Voting is now under way in Sierra Leone as the West African nation elects presidential, parliamentary and local government leaders to serve for the next five years.
The former President of Ghana, John Dramani Mahama, is leading a group of 14 Commonwealth Observers. He was at Murray Town Municipal Junior Secondary School in the capital Freetown for the opening of the polls this morning. Throughout the day, he will be visiting polling stations in the Western Urban District to observe how the elections are being carried out.

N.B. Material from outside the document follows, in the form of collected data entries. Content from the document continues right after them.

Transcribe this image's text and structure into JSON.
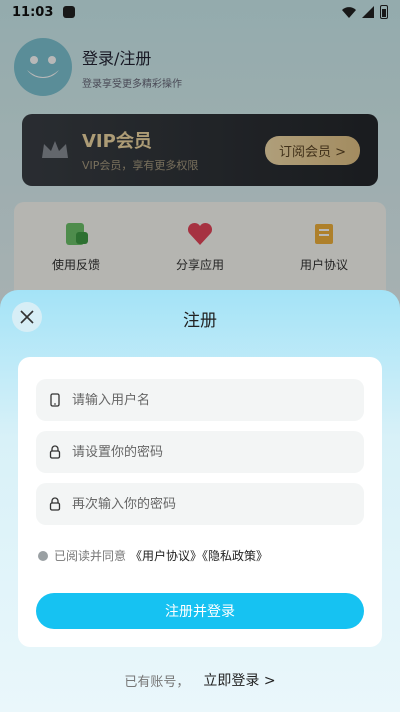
{
  "status": {
    "time": "11:03"
  },
  "profile": {
    "title": "登录/注册",
    "subtitle": "登录享受更多精彩操作"
  },
  "vip": {
    "title": "VIP会员",
    "subtitle": "VIP会员，享有更多权限",
    "button": "订阅会员 >"
  },
  "menu": {
    "items": [
      {
        "label": "使用反馈",
        "icon": "feedback-icon"
      },
      {
        "label": "分享应用",
        "icon": "heart-icon"
      },
      {
        "label": "用户协议",
        "icon": "document-icon"
      }
    ]
  },
  "sheet": {
    "title": "注册",
    "username_placeholder": "请输入用户名",
    "password_placeholder": "请设置你的密码",
    "confirm_placeholder": "再次输入你的密码",
    "agree_text": "已阅读并同意",
    "agree_link": "《用户协议》《隐私政策》",
    "submit": "注册并登录",
    "bottom_hint": "已有账号，",
    "bottom_link": "立即登录 >"
  },
  "colors": {
    "accent": "#16c2f2",
    "vip_gold": "#f0d9a4"
  }
}
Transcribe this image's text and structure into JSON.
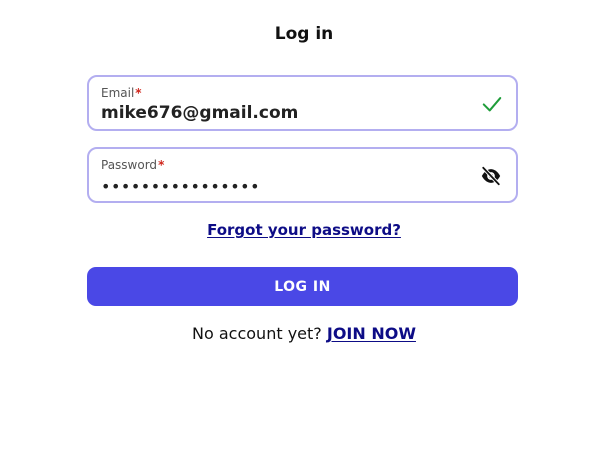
{
  "page": {
    "title": "Log in"
  },
  "email": {
    "label": "Email",
    "required_marker": "*",
    "value": "mike676@gmail.com",
    "status_icon": "check-icon",
    "status_color": "#1f9d3a"
  },
  "password": {
    "label": "Password",
    "required_marker": "*",
    "masked_value": "••••••••••••••••",
    "toggle_icon": "eye-slash-icon"
  },
  "links": {
    "forgot_password": "Forgot your password?"
  },
  "login_button": {
    "label": "LOG IN",
    "color": "#4a48e6"
  },
  "signup": {
    "prompt": "No account yet?",
    "link": "JOIN NOW"
  },
  "colors": {
    "field_border": "#b3aef0",
    "link": "#0d0c86",
    "required": "#d0271d"
  }
}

President Mahama said: “These elections are critical as the people of Sierra Leone take another step forward to consolidate their democracy. It’s a time when Sierra Leoneans can show the world that they have the capacity, the will and commitment to hold credible and peaceful elections. The eyes of the world are on Sierra Leone, and the Commonwealth family will be supporting the country every step of the way.”

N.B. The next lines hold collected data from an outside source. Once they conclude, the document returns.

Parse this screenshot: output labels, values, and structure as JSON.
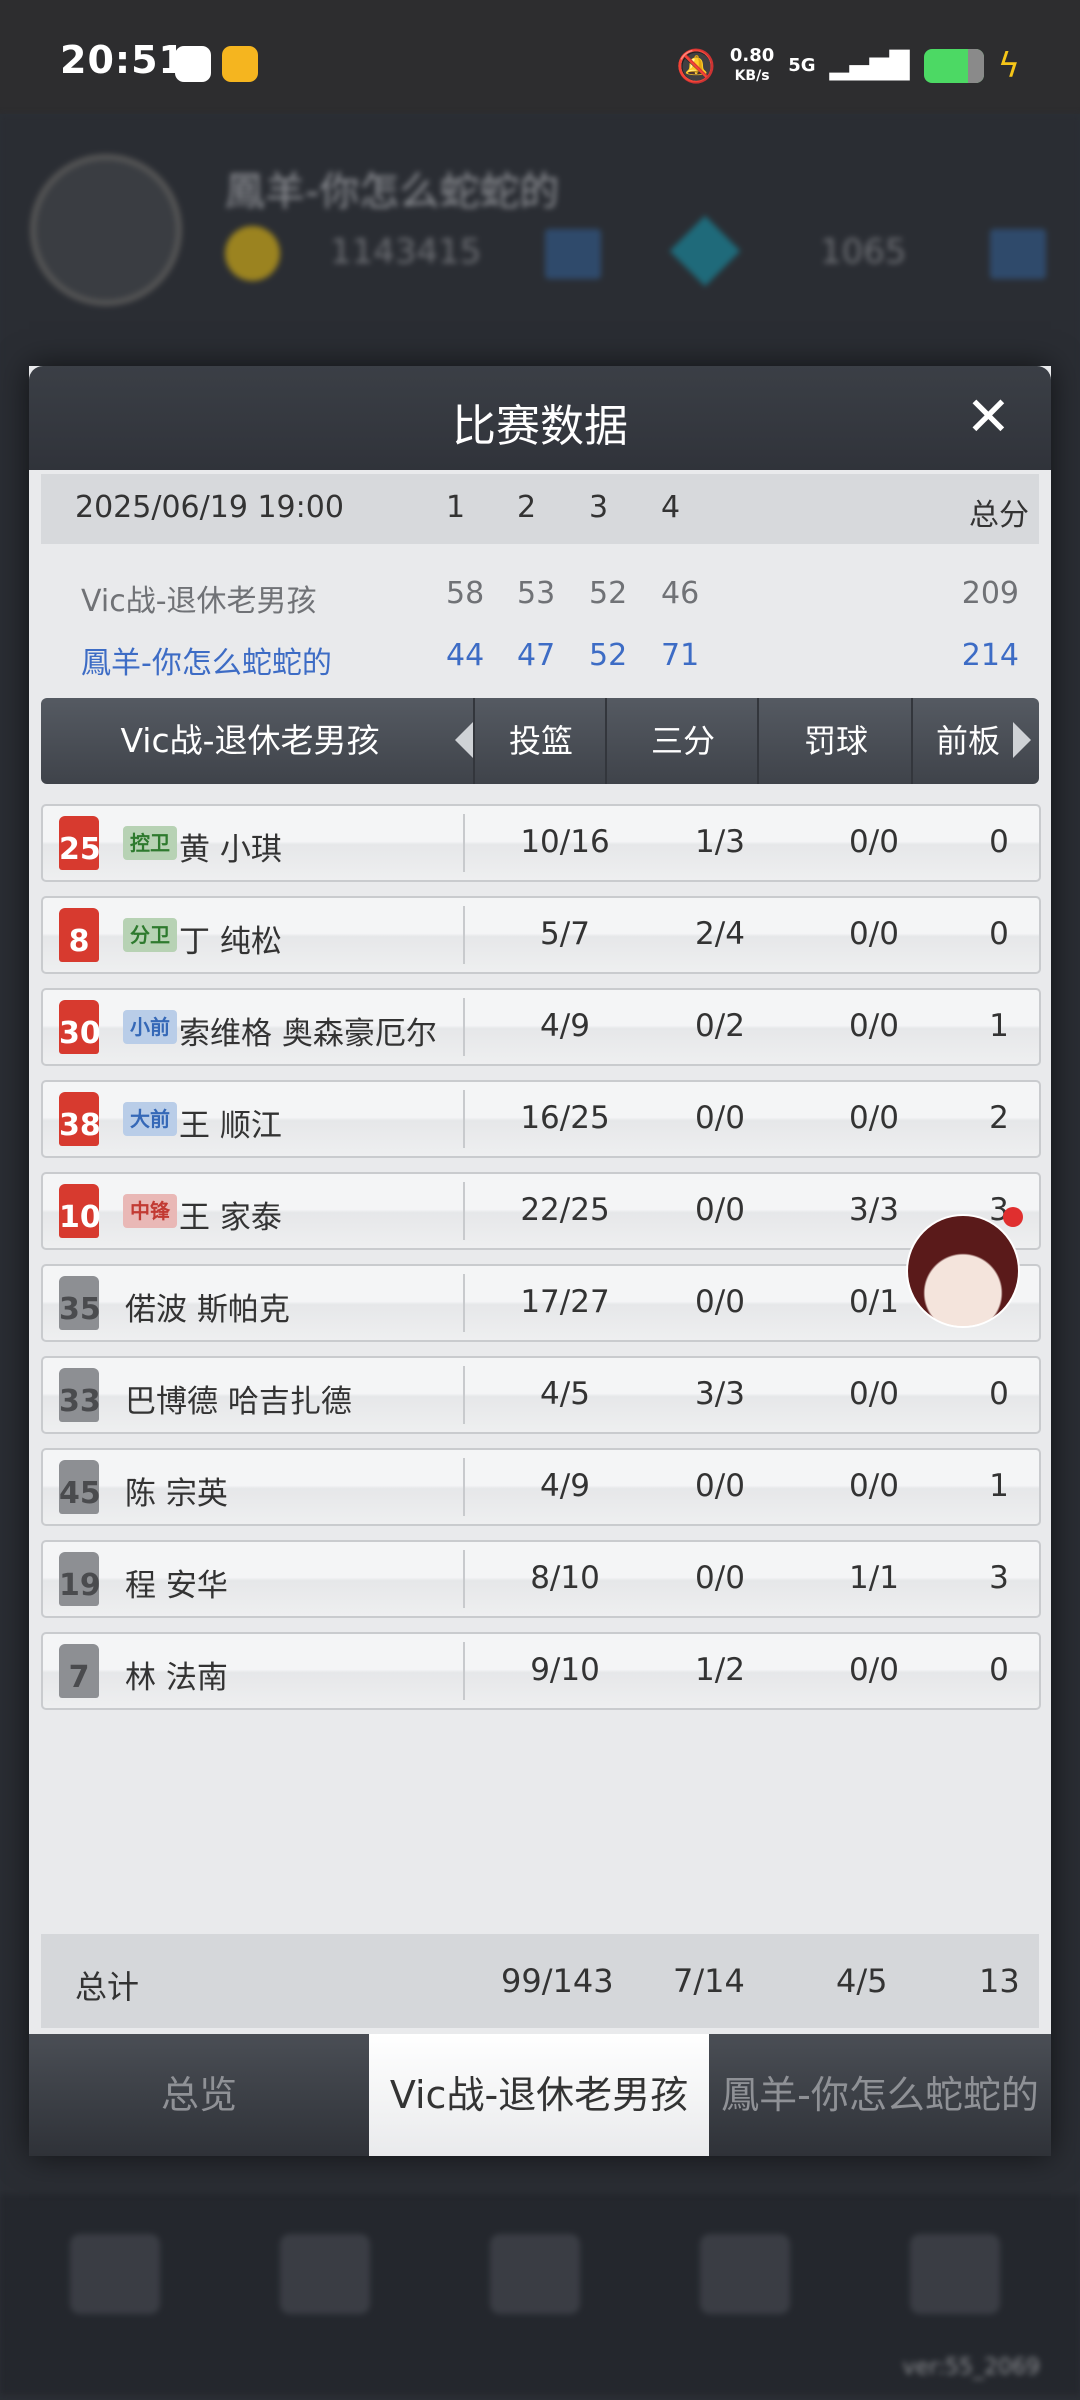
{
  "status_bar": {
    "time": "20:51",
    "speed_value": "0.80",
    "speed_unit": "KB/s",
    "network": "5G"
  },
  "background": {
    "player_name": "鳳羊-你怎么蛇蛇的",
    "coins": "1143415",
    "gems": "1065",
    "version": "ver:55_2069"
  },
  "modal": {
    "title": "比赛数据",
    "close_label": "✕",
    "score": {
      "date": "2025/06/19 19:00",
      "quarters": [
        "1",
        "2",
        "3",
        "4"
      ],
      "total_label": "总分",
      "team_a": {
        "name": "Vic战-退休老男孩",
        "q": [
          "58",
          "53",
          "52",
          "46"
        ],
        "total": "209"
      },
      "team_b": {
        "name": "鳳羊-你怎么蛇蛇的",
        "q": [
          "44",
          "47",
          "52",
          "71"
        ],
        "total": "214"
      }
    },
    "stats_tab": {
      "team": "Vic战-退休老男孩",
      "columns": [
        "投篮",
        "三分",
        "罚球",
        "前板"
      ]
    },
    "players": [
      {
        "number": "25",
        "jersey": "red",
        "position": "控卫",
        "pos_color": "green",
        "name": "黄 小琪",
        "fg": "10/16",
        "three": "1/3",
        "ft": "0/0",
        "oreb": "0"
      },
      {
        "number": "8",
        "jersey": "red",
        "position": "分卫",
        "pos_color": "green",
        "name": "丁 纯松",
        "fg": "5/7",
        "three": "2/4",
        "ft": "0/0",
        "oreb": "0"
      },
      {
        "number": "30",
        "jersey": "red",
        "position": "小前",
        "pos_color": "blue",
        "name": "索维格 奥森豪厄尔",
        "fg": "4/9",
        "three": "0/2",
        "ft": "0/0",
        "oreb": "1"
      },
      {
        "number": "38",
        "jersey": "red",
        "position": "大前",
        "pos_color": "blue",
        "name": "王 顺江",
        "fg": "16/25",
        "three": "0/0",
        "ft": "0/0",
        "oreb": "2"
      },
      {
        "number": "10",
        "jersey": "red",
        "position": "中锋",
        "pos_color": "red",
        "name": "王 家泰",
        "fg": "22/25",
        "three": "0/0",
        "ft": "3/3",
        "oreb": "3"
      },
      {
        "number": "35",
        "jersey": "grey",
        "position": "",
        "pos_color": "",
        "name": "偌波 斯帕克",
        "fg": "17/27",
        "three": "0/0",
        "ft": "0/1",
        "oreb": ""
      },
      {
        "number": "33",
        "jersey": "grey",
        "position": "",
        "pos_color": "",
        "name": "巴博德 哈吉扎德",
        "fg": "4/5",
        "three": "3/3",
        "ft": "0/0",
        "oreb": "0"
      },
      {
        "number": "45",
        "jersey": "grey",
        "position": "",
        "pos_color": "",
        "name": "陈 宗英",
        "fg": "4/9",
        "three": "0/0",
        "ft": "0/0",
        "oreb": "1"
      },
      {
        "number": "19",
        "jersey": "grey",
        "position": "",
        "pos_color": "",
        "name": "程 安华",
        "fg": "8/10",
        "three": "0/0",
        "ft": "1/1",
        "oreb": "3"
      },
      {
        "number": "7",
        "jersey": "grey",
        "position": "",
        "pos_color": "",
        "name": "林 法南",
        "fg": "9/10",
        "three": "1/2",
        "ft": "0/0",
        "oreb": "0"
      }
    ],
    "totals": {
      "label": "总计",
      "fg": "99/143",
      "three": "7/14",
      "ft": "4/5",
      "oreb": "13"
    },
    "bottom_tabs": [
      {
        "label": "总览",
        "active": false
      },
      {
        "label": "Vic战-退休老男孩",
        "active": true
      },
      {
        "label": "鳳羊-你怎么蛇蛇的",
        "active": false
      }
    ]
  }
}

Commonwealth observers from Africa, Asia, the Caribbean, Europe, and the Pacific have all been deployed in the nine polling districts in the country. This is Sierra Leone’s fourth general elections since its 11-year civil war ended in 2002. More than 3.1 million Sierra Leoneans are registered to vote and 16 political parties are contesting the elections.

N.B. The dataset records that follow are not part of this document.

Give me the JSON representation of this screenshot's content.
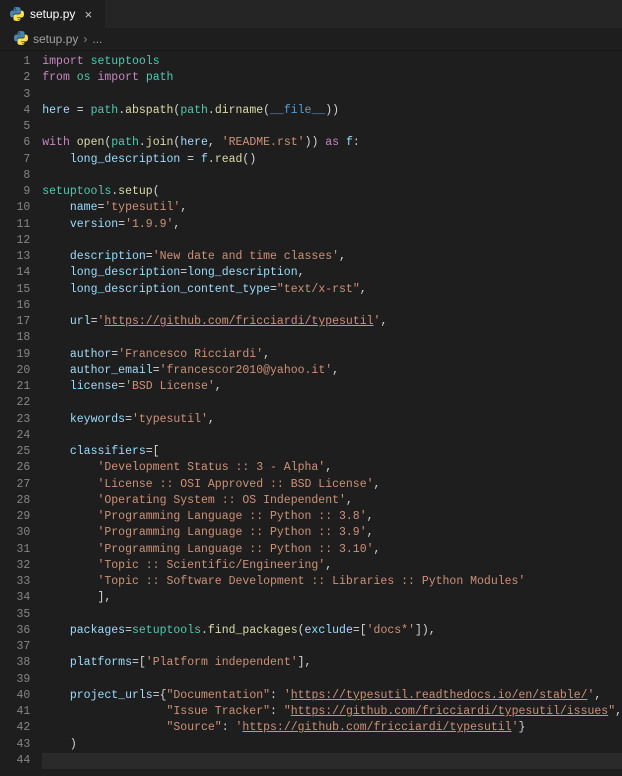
{
  "tab": {
    "icon": "python-icon",
    "label": "setup.py"
  },
  "breadcrumb": {
    "icon": "python-icon",
    "file": "setup.py",
    "more": "..."
  },
  "lines": 44,
  "code": {
    "l1": [
      [
        "kw",
        "import"
      ],
      [
        "pn",
        " "
      ],
      [
        "mod",
        "setuptools"
      ]
    ],
    "l2": [
      [
        "kw",
        "from"
      ],
      [
        "pn",
        " "
      ],
      [
        "mod",
        "os"
      ],
      [
        "pn",
        " "
      ],
      [
        "kw",
        "import"
      ],
      [
        "pn",
        " "
      ],
      [
        "mod",
        "path"
      ]
    ],
    "l3": [],
    "l4": [
      [
        "var",
        "here"
      ],
      [
        "pn",
        " = "
      ],
      [
        "mod",
        "path"
      ],
      [
        "pn",
        "."
      ],
      [
        "fn",
        "abspath"
      ],
      [
        "pn",
        "("
      ],
      [
        "mod",
        "path"
      ],
      [
        "pn",
        "."
      ],
      [
        "fn",
        "dirname"
      ],
      [
        "pn",
        "("
      ],
      [
        "const",
        "__file__"
      ],
      [
        "pn",
        "))"
      ]
    ],
    "l5": [],
    "l6": [
      [
        "kw",
        "with"
      ],
      [
        "pn",
        " "
      ],
      [
        "fn",
        "open"
      ],
      [
        "pn",
        "("
      ],
      [
        "mod",
        "path"
      ],
      [
        "pn",
        "."
      ],
      [
        "fn",
        "join"
      ],
      [
        "pn",
        "("
      ],
      [
        "var",
        "here"
      ],
      [
        "pn",
        ", "
      ],
      [
        "str",
        "'README.rst'"
      ],
      [
        "pn",
        ")) "
      ],
      [
        "kw",
        "as"
      ],
      [
        "pn",
        " "
      ],
      [
        "var",
        "f"
      ],
      [
        "pn",
        ":"
      ]
    ],
    "l7": [
      [
        "pn",
        "    "
      ],
      [
        "var",
        "long_description"
      ],
      [
        "pn",
        " = "
      ],
      [
        "var",
        "f"
      ],
      [
        "pn",
        "."
      ],
      [
        "fn",
        "read"
      ],
      [
        "pn",
        "()"
      ]
    ],
    "l8": [],
    "l9": [
      [
        "mod",
        "setuptools"
      ],
      [
        "pn",
        "."
      ],
      [
        "fn",
        "setup"
      ],
      [
        "pn",
        "("
      ]
    ],
    "l10": [
      [
        "pn",
        "    "
      ],
      [
        "var",
        "name"
      ],
      [
        "pn",
        "="
      ],
      [
        "str",
        "'typesutil'"
      ],
      [
        "pn",
        ","
      ]
    ],
    "l11": [
      [
        "pn",
        "    "
      ],
      [
        "var",
        "version"
      ],
      [
        "pn",
        "="
      ],
      [
        "str",
        "'1.9.9'"
      ],
      [
        "pn",
        ","
      ]
    ],
    "l12": [],
    "l13": [
      [
        "pn",
        "    "
      ],
      [
        "var",
        "description"
      ],
      [
        "pn",
        "="
      ],
      [
        "str",
        "'New date and time classes'"
      ],
      [
        "pn",
        ","
      ]
    ],
    "l14": [
      [
        "pn",
        "    "
      ],
      [
        "var",
        "long_description"
      ],
      [
        "pn",
        "="
      ],
      [
        "var",
        "long_description"
      ],
      [
        "pn",
        ","
      ]
    ],
    "l15": [
      [
        "pn",
        "    "
      ],
      [
        "var",
        "long_description_content_type"
      ],
      [
        "pn",
        "="
      ],
      [
        "str",
        "\"text/x-rst\""
      ],
      [
        "pn",
        ","
      ]
    ],
    "l16": [],
    "l17": [
      [
        "pn",
        "    "
      ],
      [
        "var",
        "url"
      ],
      [
        "pn",
        "="
      ],
      [
        "str",
        "'"
      ],
      [
        "str link",
        "https://github.com/fricciardi/typesutil"
      ],
      [
        "str",
        "'"
      ],
      [
        "pn",
        ","
      ]
    ],
    "l18": [],
    "l19": [
      [
        "pn",
        "    "
      ],
      [
        "var",
        "author"
      ],
      [
        "pn",
        "="
      ],
      [
        "str",
        "'Francesco Ricciardi'"
      ],
      [
        "pn",
        ","
      ]
    ],
    "l20": [
      [
        "pn",
        "    "
      ],
      [
        "var",
        "author_email"
      ],
      [
        "pn",
        "="
      ],
      [
        "str",
        "'francescor2010@yahoo.it'"
      ],
      [
        "pn",
        ","
      ]
    ],
    "l21": [
      [
        "pn",
        "    "
      ],
      [
        "var",
        "license"
      ],
      [
        "pn",
        "="
      ],
      [
        "str",
        "'BSD License'"
      ],
      [
        "pn",
        ","
      ]
    ],
    "l22": [],
    "l23": [
      [
        "pn",
        "    "
      ],
      [
        "var",
        "keywords"
      ],
      [
        "pn",
        "="
      ],
      [
        "str",
        "'typesutil'"
      ],
      [
        "pn",
        ","
      ]
    ],
    "l24": [],
    "l25": [
      [
        "pn",
        "    "
      ],
      [
        "var",
        "classifiers"
      ],
      [
        "pn",
        "=["
      ]
    ],
    "l26": [
      [
        "pn",
        "        "
      ],
      [
        "str",
        "'Development Status :: 3 - Alpha'"
      ],
      [
        "pn",
        ","
      ]
    ],
    "l27": [
      [
        "pn",
        "        "
      ],
      [
        "str",
        "'License :: OSI Approved :: BSD License'"
      ],
      [
        "pn",
        ","
      ]
    ],
    "l28": [
      [
        "pn",
        "        "
      ],
      [
        "str",
        "'Operating System :: OS Independent'"
      ],
      [
        "pn",
        ","
      ]
    ],
    "l29": [
      [
        "pn",
        "        "
      ],
      [
        "str",
        "'Programming Language :: Python :: 3.8'"
      ],
      [
        "pn",
        ","
      ]
    ],
    "l30": [
      [
        "pn",
        "        "
      ],
      [
        "str",
        "'Programming Language :: Python :: 3.9'"
      ],
      [
        "pn",
        ","
      ]
    ],
    "l31": [
      [
        "pn",
        "        "
      ],
      [
        "str",
        "'Programming Language :: Python :: 3.10'"
      ],
      [
        "pn",
        ","
      ]
    ],
    "l32": [
      [
        "pn",
        "        "
      ],
      [
        "str",
        "'Topic :: Scientific/Engineering'"
      ],
      [
        "pn",
        ","
      ]
    ],
    "l33": [
      [
        "pn",
        "        "
      ],
      [
        "str",
        "'Topic :: Software Development :: Libraries :: Python Modules'"
      ]
    ],
    "l34": [
      [
        "pn",
        "        ],"
      ]
    ],
    "l35": [],
    "l36": [
      [
        "pn",
        "    "
      ],
      [
        "var",
        "packages"
      ],
      [
        "pn",
        "="
      ],
      [
        "mod",
        "setuptools"
      ],
      [
        "pn",
        "."
      ],
      [
        "fn",
        "find_packages"
      ],
      [
        "pn",
        "("
      ],
      [
        "var",
        "exclude"
      ],
      [
        "pn",
        "=["
      ],
      [
        "str",
        "'docs*'"
      ],
      [
        "pn",
        "]),"
      ]
    ],
    "l37": [],
    "l38": [
      [
        "pn",
        "    "
      ],
      [
        "var",
        "platforms"
      ],
      [
        "pn",
        "=["
      ],
      [
        "str",
        "'Platform independent'"
      ],
      [
        "pn",
        "],"
      ]
    ],
    "l39": [],
    "l40": [
      [
        "pn",
        "    "
      ],
      [
        "var",
        "project_urls"
      ],
      [
        "pn",
        "={"
      ],
      [
        "str",
        "\"Documentation\""
      ],
      [
        "pn",
        ": "
      ],
      [
        "str",
        "'"
      ],
      [
        "str link",
        "https://typesutil.readthedocs.io/en/stable/"
      ],
      [
        "str",
        "'"
      ],
      [
        "pn",
        ","
      ]
    ],
    "l41": [
      [
        "pn",
        "                  "
      ],
      [
        "str",
        "\"Issue Tracker\""
      ],
      [
        "pn",
        ": "
      ],
      [
        "str",
        "\""
      ],
      [
        "str link",
        "https://github.com/fricciardi/typesutil/issues"
      ],
      [
        "str",
        "\""
      ],
      [
        "pn",
        ","
      ]
    ],
    "l42": [
      [
        "pn",
        "                  "
      ],
      [
        "str",
        "\"Source\""
      ],
      [
        "pn",
        ": "
      ],
      [
        "str",
        "'"
      ],
      [
        "str link",
        "https://github.com/fricciardi/typesutil"
      ],
      [
        "str",
        "'"
      ],
      [
        "pn",
        "}"
      ]
    ],
    "l43": [
      [
        "pn",
        "    )"
      ]
    ],
    "l44": []
  }
}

In a joint statement from the heads of the six international election observation missions now in Sierra Leone, the leaders said they have ‘noted the efforts of the National Electoral Commission, the Political Parties Registration Commission, and the judiciary, civil society, the media and other key institutions towards the conduct of peaceful and transparent elections’.
They called on the political leaders, parties and their supporters to ensure peaceful elections and respect for the rule of law on voting day and through the results tallying process. They have urged the security agencies throughout the country to ‘demonstrate professionalism and to enforce the law in a neutral and proportional manner’. The heads of the international observer groups also called on presidential aspirants to ‘uphold their commitments under the ‘Freetown Declaration’, which was signed by presidential candidates on 28 February 2018.